Diaspora Groups & Digital Diplomacy

Diaspora communities can and are playing a role in Digital Diplomacy. In conflict situations, trade issues and other international relations activities. We put forward that they will become increasingly important in this area in the future.

Digital Diaspora In Conflict Situations
The Syria conflict underway is a prime example of the role and importance of diaspora communities on both sides. In America, Canada and the UK for example, there are Syrians and sympathisers who support and oppose the Assad government. These groups create and publish content across a number of social media channels, seeking to gain the support of citizens and the government of their host countries. In addition, some Syrians have acted as information coordinators, gathering intelligence to share with rebel groups in Syria or helping facilitate the exit of people who are threatened. Similar actions have taken place in Sudan (now and in the past), Israel and other countries.

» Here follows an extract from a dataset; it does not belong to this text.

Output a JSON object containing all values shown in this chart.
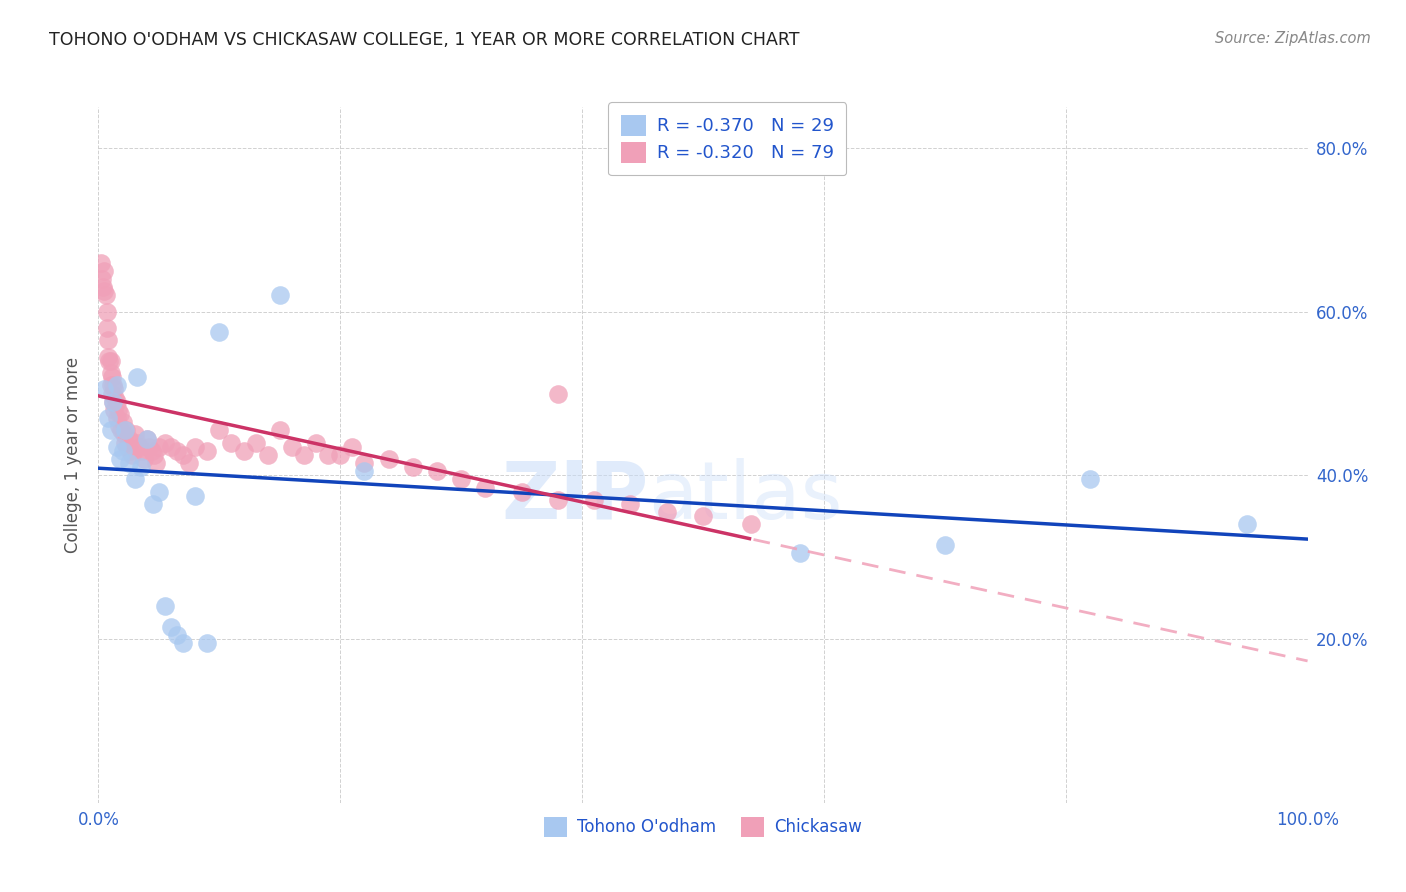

Natural Disaster Engagement
When a country such as Haiti is hit with a natural disaster, diaspora communities in Canada and the United States engaged online. Their objectives were to connect with local news media and citizens of their host country to keep awareness of the situation at the forefront to drive aid support. They also connect to groups at home in order to facilitate dialogue with aid organisations from their host country.

General Issues Awareness
In Canada and the United States for example, there are a number of Chinese diaspora who leverage social media and online tools to create awareness of issues of concern in China. These are around trade, human rights and the environment. They use these tools to connect with Canadian companies who may want to do business in China and also to help awareness for example with Canada’s department for International Trade. Similar actions are taking place in the United States. Increasingly, we are seeing evidence of diaspora communities in Canada and America coordinating their messaging on their views and lobbying agendas.

These are just some of the ways diaspora communities are engaging in digital diplomacy activities in their host countries. As our world is increasingly interconnected, it is likely that these communities will join together in neighbouring countries to better coordinate their messaging and activities.

What do you think? Do you agree? What would you add?